Rush Limbaugh's voiced a similar objection:

And so, last Friday, in stumbled Sens. Lindsey Graham, John Thune, Saxby Chambliss, Bob Corker and Johnny Isakson — alongside five Senate Democrats. This 'Gang of 10' announced a 'sweeping' and 'bipartisan' energy plan to break Washington's energy 'stalemate.' What they did was throw every vulnerable Democrat, and Mr. Obama, a life preserver.

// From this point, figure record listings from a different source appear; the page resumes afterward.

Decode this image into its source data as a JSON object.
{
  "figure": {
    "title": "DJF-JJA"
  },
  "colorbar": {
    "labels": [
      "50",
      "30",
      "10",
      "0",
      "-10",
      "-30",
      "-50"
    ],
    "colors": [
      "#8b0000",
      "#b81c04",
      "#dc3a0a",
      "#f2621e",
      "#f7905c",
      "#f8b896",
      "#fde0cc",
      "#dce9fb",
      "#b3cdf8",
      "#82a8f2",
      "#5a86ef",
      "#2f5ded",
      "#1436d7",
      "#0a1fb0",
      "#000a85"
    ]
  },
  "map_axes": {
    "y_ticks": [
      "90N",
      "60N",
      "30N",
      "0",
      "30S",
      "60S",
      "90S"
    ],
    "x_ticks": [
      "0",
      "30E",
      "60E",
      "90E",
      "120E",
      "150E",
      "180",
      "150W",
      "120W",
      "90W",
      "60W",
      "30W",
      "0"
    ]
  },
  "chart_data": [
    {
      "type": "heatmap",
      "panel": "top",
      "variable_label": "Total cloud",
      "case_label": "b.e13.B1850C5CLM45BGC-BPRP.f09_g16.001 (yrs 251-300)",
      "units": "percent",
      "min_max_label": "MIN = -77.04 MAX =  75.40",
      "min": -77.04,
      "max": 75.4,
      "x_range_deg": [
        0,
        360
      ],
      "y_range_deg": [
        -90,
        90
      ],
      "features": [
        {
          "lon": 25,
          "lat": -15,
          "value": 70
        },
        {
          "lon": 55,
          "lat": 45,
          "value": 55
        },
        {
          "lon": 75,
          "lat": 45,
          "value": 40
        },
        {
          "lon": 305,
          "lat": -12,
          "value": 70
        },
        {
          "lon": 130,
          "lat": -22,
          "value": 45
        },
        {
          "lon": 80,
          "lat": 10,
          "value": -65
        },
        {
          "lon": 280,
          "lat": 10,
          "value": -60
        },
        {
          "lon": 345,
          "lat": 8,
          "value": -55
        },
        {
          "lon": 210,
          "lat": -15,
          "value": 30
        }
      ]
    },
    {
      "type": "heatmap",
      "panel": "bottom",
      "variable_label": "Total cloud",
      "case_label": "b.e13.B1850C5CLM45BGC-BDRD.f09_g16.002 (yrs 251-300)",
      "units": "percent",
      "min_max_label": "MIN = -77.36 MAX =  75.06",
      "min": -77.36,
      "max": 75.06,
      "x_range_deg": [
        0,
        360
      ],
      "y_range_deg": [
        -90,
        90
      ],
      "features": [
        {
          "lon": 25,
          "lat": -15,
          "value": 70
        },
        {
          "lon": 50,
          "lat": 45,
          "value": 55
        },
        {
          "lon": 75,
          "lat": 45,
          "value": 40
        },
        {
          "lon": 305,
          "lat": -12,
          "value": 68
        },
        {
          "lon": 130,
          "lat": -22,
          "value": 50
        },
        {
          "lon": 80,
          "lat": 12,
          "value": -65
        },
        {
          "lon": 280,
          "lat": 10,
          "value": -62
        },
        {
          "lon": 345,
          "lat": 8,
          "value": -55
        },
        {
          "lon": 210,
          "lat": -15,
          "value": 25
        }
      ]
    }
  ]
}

Others questioned the motivation of the proposal's Republican sponsors. "The package could prove difficult to resist for Republicans in tight reelection races. Nearly every potentially vulnerable Senate Republican, from Coleman to Elizabeth Dole of North Carolina and John Sununu of New Hampshire, has signed on to the legislation" according to the Minneapolis Star Tribune. Nine of the twenty sponsors (Pryor, Landrieu, Johnson, Chambliss, Collins, Coleman, Sununu, and Graham) are up for re-election this fall.

All 10 Republican co-sponsors had earlier pledged their allegiance to Grover Norquist and the Americans for Tax Reform, by signing his anti-tax pledge. Norquist says their participation in this effort violates the terms of that promise because the legislation would increase taxes on oil companies.